Yok anacim, la laïcité dérègle les sens; en Turquie, par exemple. On savait que l'armée était prête à tout pour elle. Wikileaks nous l'apprend, nos vaillants généraux bombaient le torse devant le diplomate américain, "ah si on veut, on intervient, coco, si on reste dans nos casernes, c'est une faveur de notre part !". Bon, on a compris, eux, ils sont irrécupérables. Mais quand Jean-Paul Costa trébuche sur la question, on s'inquiète. Non non, pas Caroline Fourest, Monsieur Costa, le président de la Cour européenne des droits de l'Homme. On connaît la jurisprudence de la Cour sur la question du voile, elle a tort, au moins on le sait. Et ses arrêts ne contiennent aucun argument juridique robuste à se mettre sous la dent. Mais de là à ce que son président perd ses moyens lorsqu'il est interrogé sur la laïcité, il y a une grande différence. C'est un Français, on l'aura compris. Il a d'abord tremblé...

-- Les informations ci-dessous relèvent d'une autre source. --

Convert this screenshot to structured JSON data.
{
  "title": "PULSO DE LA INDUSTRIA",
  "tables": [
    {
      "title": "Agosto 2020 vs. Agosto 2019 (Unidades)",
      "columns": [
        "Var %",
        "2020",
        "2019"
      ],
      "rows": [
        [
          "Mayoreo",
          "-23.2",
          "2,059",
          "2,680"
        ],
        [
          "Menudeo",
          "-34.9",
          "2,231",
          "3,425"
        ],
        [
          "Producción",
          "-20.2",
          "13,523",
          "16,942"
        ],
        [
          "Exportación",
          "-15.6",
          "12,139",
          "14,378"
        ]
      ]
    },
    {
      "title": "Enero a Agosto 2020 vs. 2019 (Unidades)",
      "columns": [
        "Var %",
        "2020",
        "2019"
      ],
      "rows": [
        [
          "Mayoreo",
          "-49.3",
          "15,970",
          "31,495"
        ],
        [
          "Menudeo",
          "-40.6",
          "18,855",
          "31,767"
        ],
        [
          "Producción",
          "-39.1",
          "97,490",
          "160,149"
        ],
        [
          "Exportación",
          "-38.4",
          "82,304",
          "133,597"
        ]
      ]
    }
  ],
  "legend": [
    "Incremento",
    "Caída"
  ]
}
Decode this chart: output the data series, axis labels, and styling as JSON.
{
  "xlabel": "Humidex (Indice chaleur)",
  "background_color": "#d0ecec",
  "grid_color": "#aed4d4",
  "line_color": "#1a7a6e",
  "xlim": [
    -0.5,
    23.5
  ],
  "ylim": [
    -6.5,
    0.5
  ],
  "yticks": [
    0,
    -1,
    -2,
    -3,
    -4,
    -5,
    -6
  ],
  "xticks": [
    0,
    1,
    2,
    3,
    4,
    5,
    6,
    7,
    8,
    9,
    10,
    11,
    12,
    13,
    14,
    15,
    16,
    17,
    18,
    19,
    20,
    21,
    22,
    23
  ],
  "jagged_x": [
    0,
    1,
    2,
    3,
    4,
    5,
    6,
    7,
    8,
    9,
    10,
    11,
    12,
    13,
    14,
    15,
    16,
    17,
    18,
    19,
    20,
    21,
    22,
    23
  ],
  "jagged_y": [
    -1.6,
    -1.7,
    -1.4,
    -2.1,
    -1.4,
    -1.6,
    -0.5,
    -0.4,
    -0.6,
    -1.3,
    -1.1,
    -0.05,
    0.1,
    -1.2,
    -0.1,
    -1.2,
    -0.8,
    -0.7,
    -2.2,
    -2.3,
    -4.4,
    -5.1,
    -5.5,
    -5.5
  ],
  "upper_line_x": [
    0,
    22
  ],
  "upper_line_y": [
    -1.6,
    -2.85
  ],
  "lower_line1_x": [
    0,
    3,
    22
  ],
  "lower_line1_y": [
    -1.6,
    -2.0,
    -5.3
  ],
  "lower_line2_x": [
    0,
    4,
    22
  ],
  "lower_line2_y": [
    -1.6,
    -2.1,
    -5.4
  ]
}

A une journaliste turque qui lui demandait si l'abrogation de l'interdiction du voile dans les universités était contraire à la Convention européenne, Costa répondit : "la laïcité fait obstacle à la levée de l'interdiction, il faut que vous changiez votre Constitution; si vous ne voulez plus de la laïcité, nous aviserons et changerons notre propre jurisprudence car nous envisageons les situations en fonction des pays". Voilà bien un scandale. Même le président de la Cour européenne n'a pas encore compris que les affaires sont traitées sous l'angle de la seule Convention européenne et non du droit national des pays ! A quoi ça sert d'aller à Strasbourg pour lire, in fine, sa propre Constitution...


La journaliste, qui a bien bossé son dossier, attire alors l'attention sur la laïcité française qui ne postule aucune interdiction au niveau des universités; Costa rétorque : "oui mais la laïcité française n'interdit pas les signes religieux à tous les échelons ! En réalité, ça semble confus ce que je dis mais nous ne faisons que raisonner sur la base de la conception nationale de la laïcité". Eh ben ! Il ne faut le dire à personne mais j'envisage de faire une thèse de droit l'an prochain; mon sujet porte précisément sur cela : "la Convention européenne des droits de l'Homme et le relativisme national" ou pour faire plus style, "Contribution à l'étude de la marge nationale d'appréciation". Un rêve pour l'instant. Késako ? La laïcité devient un principe supra-conventionnel pour on ne sait trop quelle raison et chaque État peut désormais violer la liberté religieuse en bonne conscience dès lors qu'il le fait en application de "sa" laïcité ! Depuis quand la marge nationale d'appréciation est-elle devenue un quitus pour violer un droit conventionnellement garanti ? On rêve encore une fois car celui qui parle raisonne en français. Il est en transe, vous l'avez compris, le mot laïcité a été prononcé... Un grand homme, certes. Il part en retraite, d'ailleurs. C'est bien dommage... Laïcité, quatre fois.


Il n'est pas difficile de le deviner; la juge turque Mme Işıl Karakaş ne partage pas le raisonnement juridique de la Cour; on sait que l'ex-juge, celui qui donne désormais des leçons de démocratie dans sa chronique dans Milliyet, était fermement attaché à la laïcité turque. Costa l'avoue : il y a une laïcité à la turque et une laïcité à la française. Danger, nous disons : le laïcisme a supplanté la laïcité. Pour un fervent défenseur de la laïcité comme moi, on se désole. On rage même. La juge turque a enfin redoré l'image de la laïcité, la vraie. Il ne reste plus qu'un autre bon juriste soit nommé à la place du partant français. Un "islamophobe" a estimé Taha Akyol, la figure du libéralisme en Turquie. En France, le professeur Gilles Lebreton n'y avait pas été de main morte, non plus : "la Cour se méfie de l'islam lui-même, qu'elle considère comme une religion intrinsèquement dangereuse". Au revoir Monsieur Costa, sans rancune... Laïcité, cinq fois.